Exit stage right: Fish 2.0 offers final set of winning innovators

Six winners emerge in fast-paced sales-pitch contest.
Nearly 40 entrepreneurs took to the stage at Stanford University last week to pitch their seafood industry-changing innovations in front of a room full of discriminating investors. Although just six left with an official prize, all could claim a measure of success in what will be the final iteration of a contest boasting “Shark Tank” vibes and Silicon Valley buzz.
At the 2019 edition of the Fish 2.0 Global Innovators Forum, founder Monica Jain exulted in the momentum her event created since it launched in 2013, when there was “nothing out there” for investors to sink their teeth into. Over the course of four competitions spanning six years, Jain said the sales-pitch contest became the “pulse of change” that seafood had long needed.
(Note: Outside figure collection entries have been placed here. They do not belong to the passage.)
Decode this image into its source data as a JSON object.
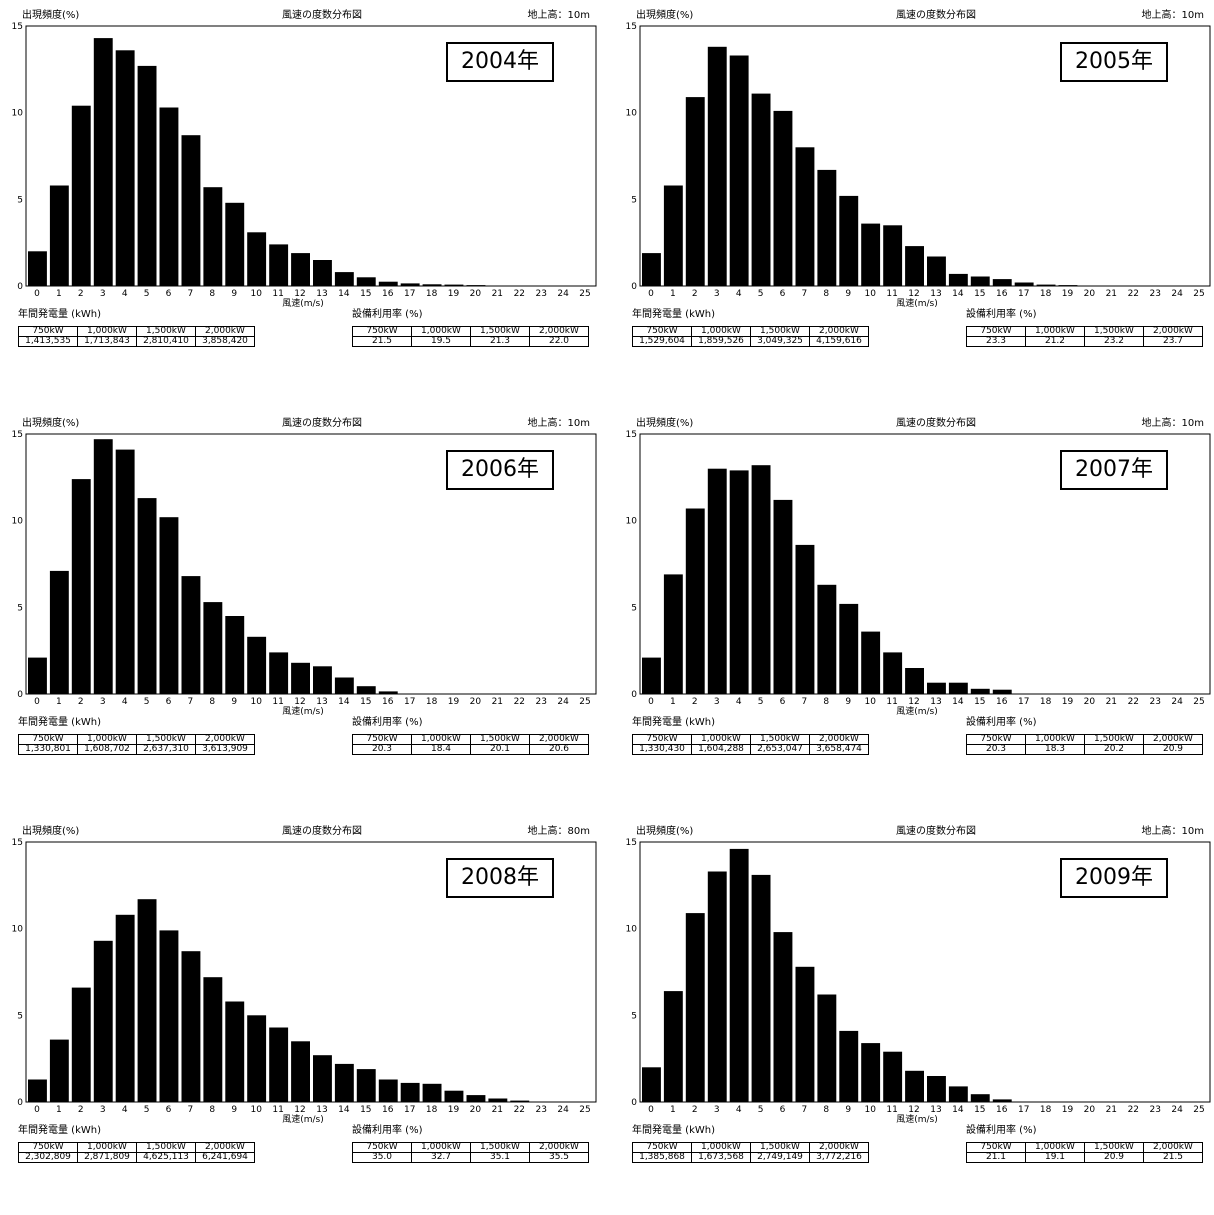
{
  "common": {
    "y_label": "出現頻度(%)",
    "title": "風速の度数分布図",
    "x_label": "風速(m/s)",
    "annual_label": "年間発電量 (kWh)",
    "util_label": "設備利用率 (%)",
    "turbines": [
      "750kW",
      "1,000kW",
      "1,500kW",
      "2,000kW"
    ]
  },
  "panels": [
    {
      "year_label": "2004年",
      "height_label": "地上高：10m",
      "energy": [
        "1,413,535",
        "1,713,843",
        "2,810,410",
        "3,858,420"
      ],
      "util": [
        "21.5",
        "19.5",
        "21.3",
        "22.0"
      ]
    },
    {
      "year_label": "2005年",
      "height_label": "地上高：10m",
      "energy": [
        "1,529,604",
        "1,859,526",
        "3,049,325",
        "4,159,616"
      ],
      "util": [
        "23.3",
        "21.2",
        "23.2",
        "23.7"
      ]
    },
    {
      "year_label": "2006年",
      "height_label": "地上高：10m",
      "energy": [
        "1,330,801",
        "1,608,702",
        "2,637,310",
        "3,613,909"
      ],
      "util": [
        "20.3",
        "18.4",
        "20.1",
        "20.6"
      ]
    },
    {
      "year_label": "2007年",
      "height_label": "地上高：10m",
      "energy": [
        "1,330,430",
        "1,604,288",
        "2,653,047",
        "3,658,474"
      ],
      "util": [
        "20.3",
        "18.3",
        "20.2",
        "20.9"
      ]
    },
    {
      "year_label": "2008年",
      "height_label": "地上高：80m",
      "energy": [
        "2,302,809",
        "2,871,809",
        "4,625,113",
        "6,241,694"
      ],
      "util": [
        "35.0",
        "32.7",
        "35.1",
        "35.5"
      ]
    },
    {
      "year_label": "2009年",
      "height_label": "地上高：10m",
      "energy": [
        "1,385,868",
        "1,673,568",
        "2,749,149",
        "3,772,216"
      ],
      "util": [
        "21.1",
        "19.1",
        "20.9",
        "21.5"
      ]
    }
  ],
  "chart_data": [
    {
      "type": "bar",
      "title": "風速の度数分布図",
      "xlabel": "風速(m/s)",
      "ylabel": "出現頻度(%)",
      "ylim": [
        0,
        15
      ],
      "yticks": [
        0,
        5,
        10,
        15
      ],
      "x": [
        0,
        1,
        2,
        3,
        4,
        5,
        6,
        7,
        8,
        9,
        10,
        11,
        12,
        13,
        14,
        15,
        16,
        17,
        18,
        19,
        20,
        21,
        22,
        23,
        24,
        25
      ],
      "values": [
        2.0,
        5.8,
        10.4,
        14.3,
        13.6,
        12.7,
        10.3,
        8.7,
        5.7,
        4.8,
        3.1,
        2.4,
        1.9,
        1.5,
        0.8,
        0.5,
        0.25,
        0.15,
        0.1,
        0.08,
        0.05,
        0.03,
        0,
        0,
        0,
        0
      ]
    },
    {
      "type": "bar",
      "title": "風速の度数分布図",
      "xlabel": "風速(m/s)",
      "ylabel": "出現頻度(%)",
      "ylim": [
        0,
        15
      ],
      "yticks": [
        0,
        5,
        10,
        15
      ],
      "x": [
        0,
        1,
        2,
        3,
        4,
        5,
        6,
        7,
        8,
        9,
        10,
        11,
        12,
        13,
        14,
        15,
        16,
        17,
        18,
        19,
        20,
        21,
        22,
        23,
        24,
        25
      ],
      "values": [
        1.9,
        5.8,
        10.9,
        13.8,
        13.3,
        11.1,
        10.1,
        8.0,
        6.7,
        5.2,
        3.6,
        3.5,
        2.3,
        1.7,
        0.7,
        0.55,
        0.4,
        0.2,
        0.08,
        0.05,
        0,
        0,
        0,
        0,
        0,
        0
      ]
    },
    {
      "type": "bar",
      "title": "風速の度数分布図",
      "xlabel": "風速(m/s)",
      "ylabel": "出現頻度(%)",
      "ylim": [
        0,
        15
      ],
      "yticks": [
        0,
        5,
        10,
        15
      ],
      "x": [
        0,
        1,
        2,
        3,
        4,
        5,
        6,
        7,
        8,
        9,
        10,
        11,
        12,
        13,
        14,
        15,
        16,
        17,
        18,
        19,
        20,
        21,
        22,
        23,
        24,
        25
      ],
      "values": [
        2.1,
        7.1,
        12.4,
        14.7,
        14.1,
        11.3,
        10.2,
        6.8,
        5.3,
        4.5,
        3.3,
        2.4,
        1.8,
        1.6,
        0.95,
        0.45,
        0.15,
        0,
        0,
        0,
        0,
        0,
        0,
        0,
        0,
        0
      ]
    },
    {
      "type": "bar",
      "title": "風速の度数分布図",
      "xlabel": "風速(m/s)",
      "ylabel": "出現頻度(%)",
      "ylim": [
        0,
        15
      ],
      "yticks": [
        0,
        5,
        10,
        15
      ],
      "x": [
        0,
        1,
        2,
        3,
        4,
        5,
        6,
        7,
        8,
        9,
        10,
        11,
        12,
        13,
        14,
        15,
        16,
        17,
        18,
        19,
        20,
        21,
        22,
        23,
        24,
        25
      ],
      "values": [
        2.1,
        6.9,
        10.7,
        13.0,
        12.9,
        13.2,
        11.2,
        8.6,
        6.3,
        5.2,
        3.6,
        2.4,
        1.5,
        0.65,
        0.65,
        0.3,
        0.25,
        0,
        0,
        0,
        0,
        0,
        0,
        0,
        0,
        0
      ]
    },
    {
      "type": "bar",
      "title": "風速の度数分布図",
      "xlabel": "風速(m/s)",
      "ylabel": "出現頻度(%)",
      "ylim": [
        0,
        15
      ],
      "yticks": [
        0,
        5,
        10,
        15
      ],
      "x": [
        0,
        1,
        2,
        3,
        4,
        5,
        6,
        7,
        8,
        9,
        10,
        11,
        12,
        13,
        14,
        15,
        16,
        17,
        18,
        19,
        20,
        21,
        22,
        23,
        24,
        25
      ],
      "values": [
        1.3,
        3.6,
        6.6,
        9.3,
        10.8,
        11.7,
        9.9,
        8.7,
        7.2,
        5.8,
        5.0,
        4.3,
        3.5,
        2.7,
        2.2,
        1.9,
        1.3,
        1.1,
        1.05,
        0.65,
        0.4,
        0.2,
        0.08,
        0,
        0,
        0
      ]
    },
    {
      "type": "bar",
      "title": "風速の度数分布図",
      "xlabel": "風速(m/s)",
      "ylabel": "出現頻度(%)",
      "ylim": [
        0,
        15
      ],
      "yticks": [
        0,
        5,
        10,
        15
      ],
      "x": [
        0,
        1,
        2,
        3,
        4,
        5,
        6,
        7,
        8,
        9,
        10,
        11,
        12,
        13,
        14,
        15,
        16,
        17,
        18,
        19,
        20,
        21,
        22,
        23,
        24,
        25
      ],
      "values": [
        2.0,
        6.4,
        10.9,
        13.3,
        14.6,
        13.1,
        9.8,
        7.8,
        6.2,
        4.1,
        3.4,
        2.9,
        1.8,
        1.5,
        0.9,
        0.45,
        0.15,
        0,
        0,
        0,
        0,
        0,
        0,
        0,
        0,
        0
      ]
    }
  ]
}
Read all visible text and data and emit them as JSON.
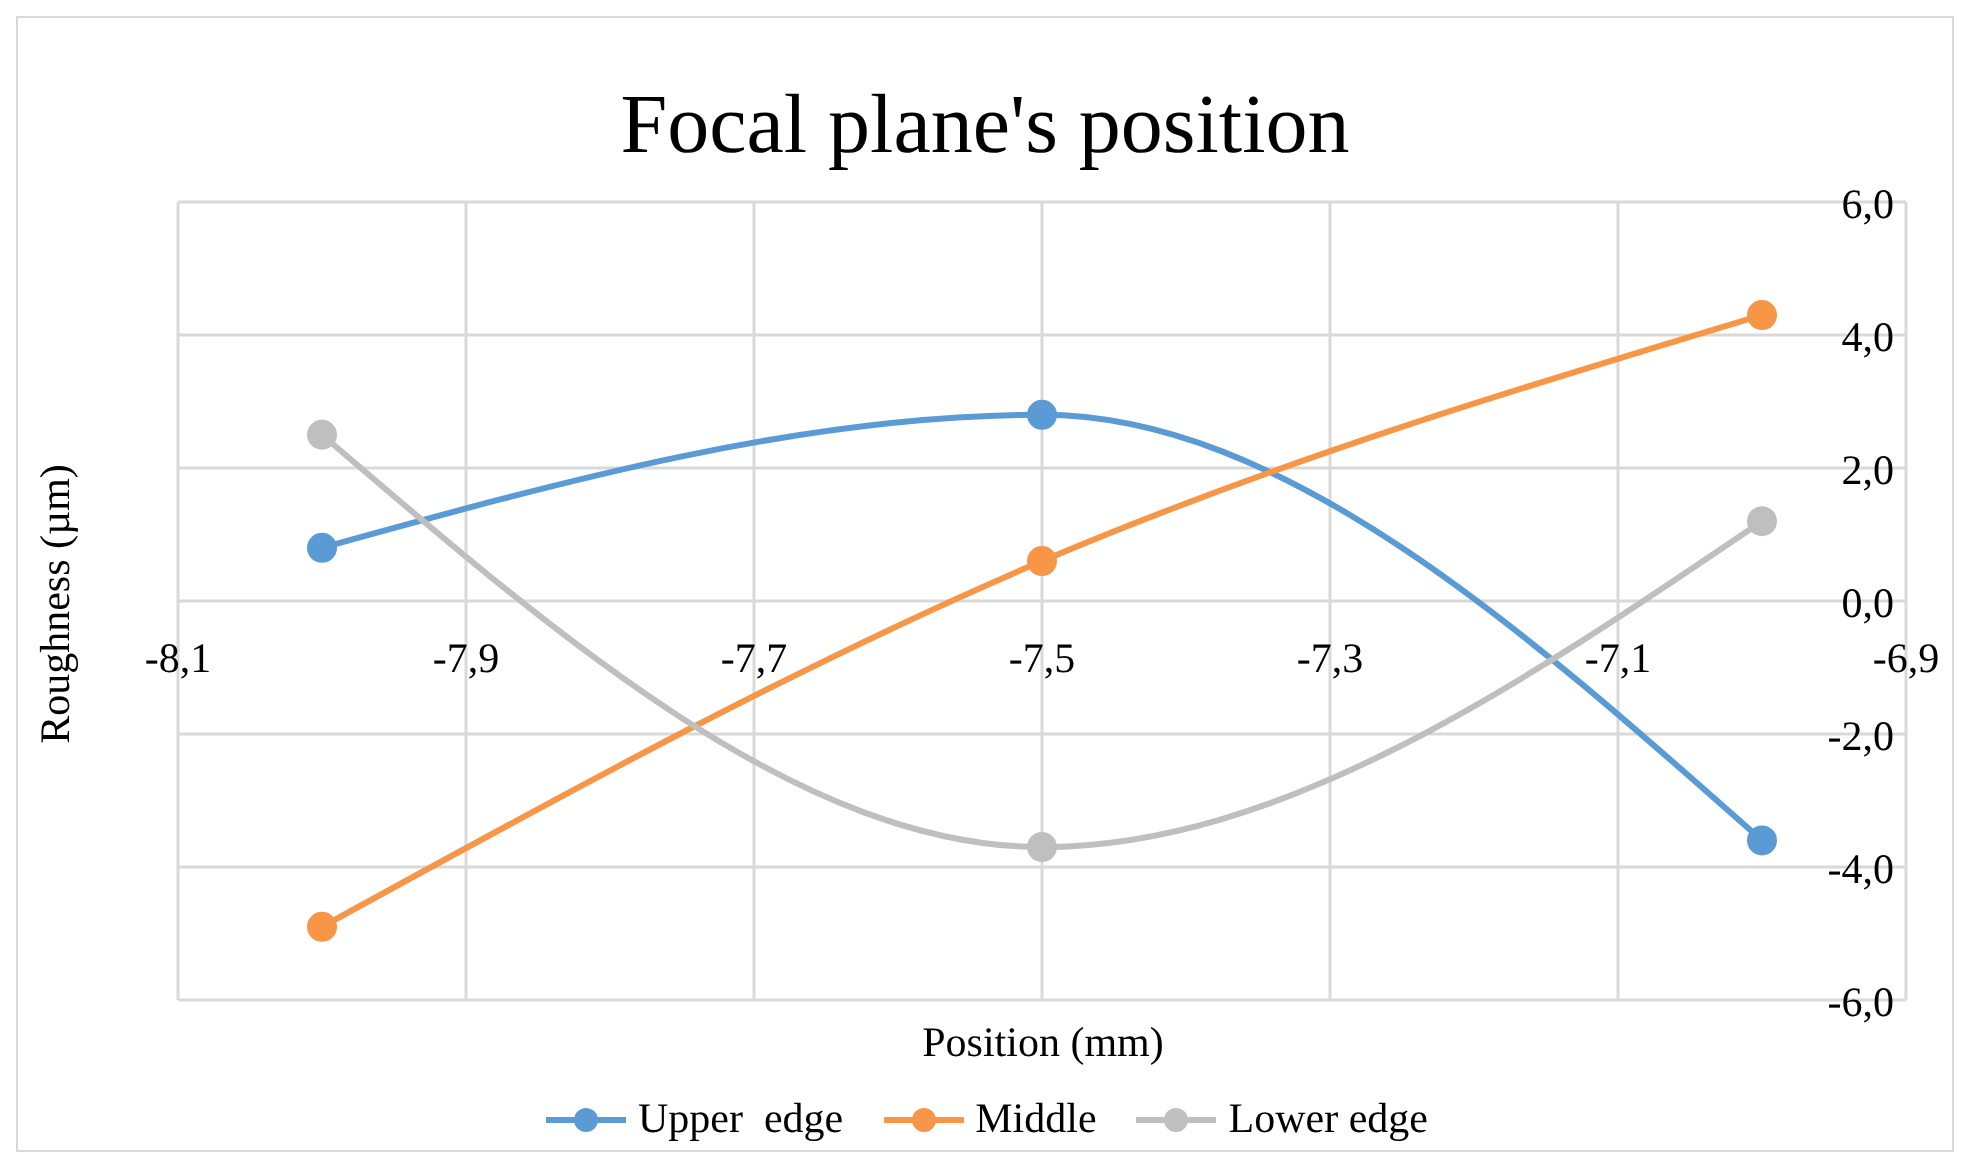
{
  "chart_data": {
    "type": "line",
    "title": "Focal plane's position",
    "xlabel": "Position (mm)",
    "ylabel": "Roughness (µm)",
    "x": [
      -8.0,
      -7.5,
      -7.0
    ],
    "series": [
      {
        "name": "Upper  edge",
        "color": "#5b9bd5",
        "values": [
          0.8,
          2.8,
          -3.6
        ]
      },
      {
        "name": "Middle",
        "color": "#f79646",
        "values": [
          -4.9,
          0.6,
          4.3
        ]
      },
      {
        "name": "Lower edge",
        "color": "#bfbfbf",
        "values": [
          2.5,
          -3.7,
          1.2
        ]
      }
    ],
    "xlim": [
      -8.1,
      -6.9
    ],
    "xticks": [
      {
        "value": -8.1,
        "label": "-8,1"
      },
      {
        "value": -7.9,
        "label": "-7,9"
      },
      {
        "value": -7.7,
        "label": "-7,7"
      },
      {
        "value": -7.5,
        "label": "-7,5"
      },
      {
        "value": -7.3,
        "label": "-7,3"
      },
      {
        "value": -7.1,
        "label": "-7,1"
      },
      {
        "value": -6.9,
        "label": "-6,9"
      }
    ],
    "ylim": [
      -6,
      6
    ],
    "yticks": [
      {
        "value": -6,
        "label": "-6,0"
      },
      {
        "value": -4,
        "label": "-4,0"
      },
      {
        "value": -2,
        "label": "-2,0"
      },
      {
        "value": 0,
        "label": "0,0"
      },
      {
        "value": 2,
        "label": "2,0"
      },
      {
        "value": 4,
        "label": "4,0"
      },
      {
        "value": 6,
        "label": "6,0"
      }
    ],
    "grid": true,
    "legend": "bottom",
    "marker": "circle",
    "line_style": "solid"
  }
}
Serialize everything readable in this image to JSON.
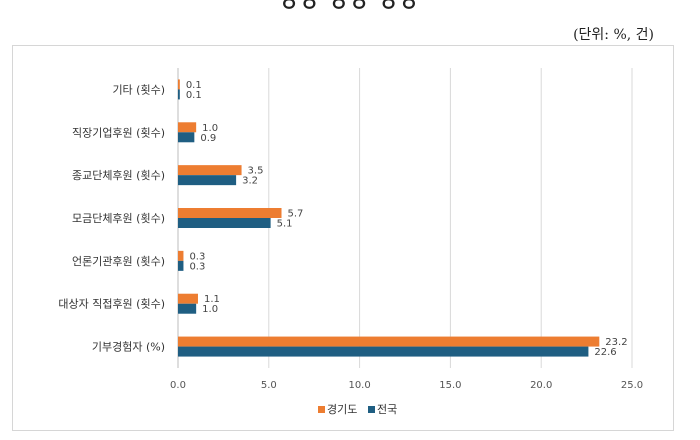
{
  "unit_label": "(단위: %, 건)",
  "colors": {
    "gyeonggi": "#ED7D31",
    "national": "#1F5E82"
  },
  "chart_data": {
    "type": "bar",
    "orientation": "horizontal",
    "title": "",
    "categories": [
      "기타 (횟수)",
      "직장기업후원 (횟수)",
      "종교단체후원 (횟수)",
      "모금단체후원 (횟수)",
      "언론기관후원 (횟수)",
      "대상자 직접후원 (횟수)",
      "기부경험자 (%)"
    ],
    "series": [
      {
        "name": "경기도",
        "values": [
          0.1,
          1.0,
          3.5,
          5.7,
          0.3,
          1.1,
          23.2
        ],
        "labels": [
          "0.1",
          "1.0",
          "3.5",
          "5.7",
          "0.3",
          "1.1",
          "23.2"
        ]
      },
      {
        "name": "전국",
        "values": [
          0.1,
          0.9,
          3.2,
          5.1,
          0.3,
          1.0,
          22.6
        ],
        "labels": [
          "0.1",
          "0.9",
          "3.2",
          "5.1",
          "0.3",
          "1.0",
          "22.6"
        ]
      }
    ],
    "xlim": [
      0,
      25
    ],
    "xticks": [
      "0.0",
      "5.0",
      "10.0",
      "15.0",
      "20.0",
      "25.0"
    ],
    "grid": true,
    "legend_position": "bottom"
  }
}
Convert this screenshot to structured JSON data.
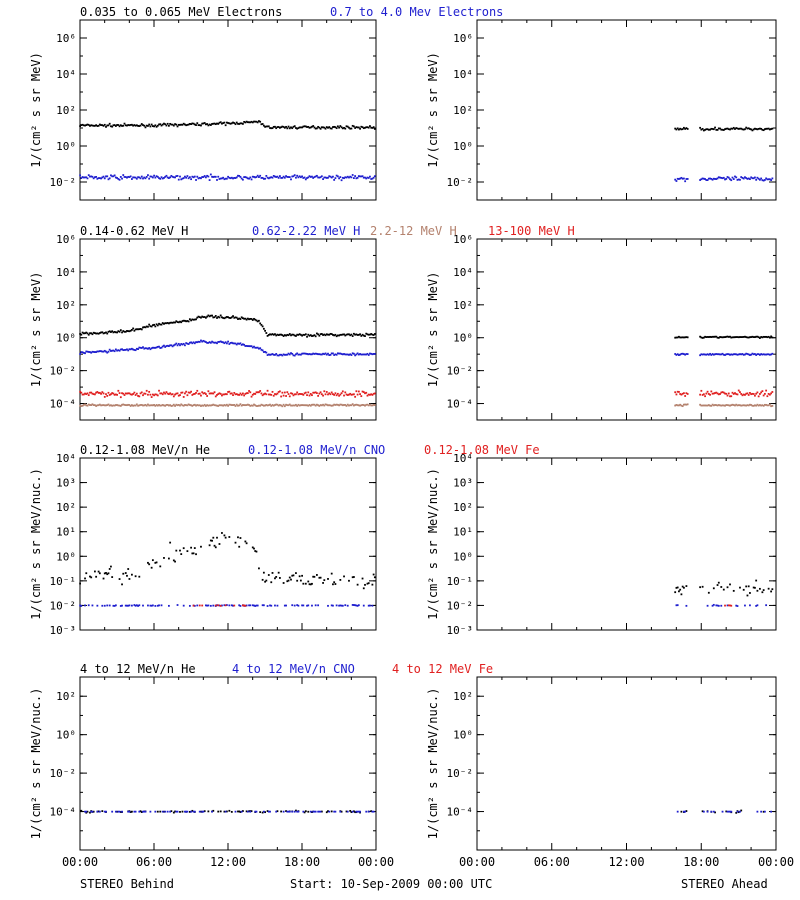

“The future of seafood is here,” she said. “We believed progress would accelerate if we could help investors and entrepreneurs build the knowledge and connections they needed to get promising ideas off the ground and move capital into the sector. Innovation is about more than labeling; it’s products and services that are fundamentally changing the industry. Many of them don’t touch seafood at all.”
The winning innovations covered a wide swathe of seafood supply chain and aquaculture input issues, from robots and blockchain to barley and coconut husks. Winners were named in six categories: global seafood, U.S. seafood, Australian seafood, ocean and seafood technology, supply chain change and aquaculture.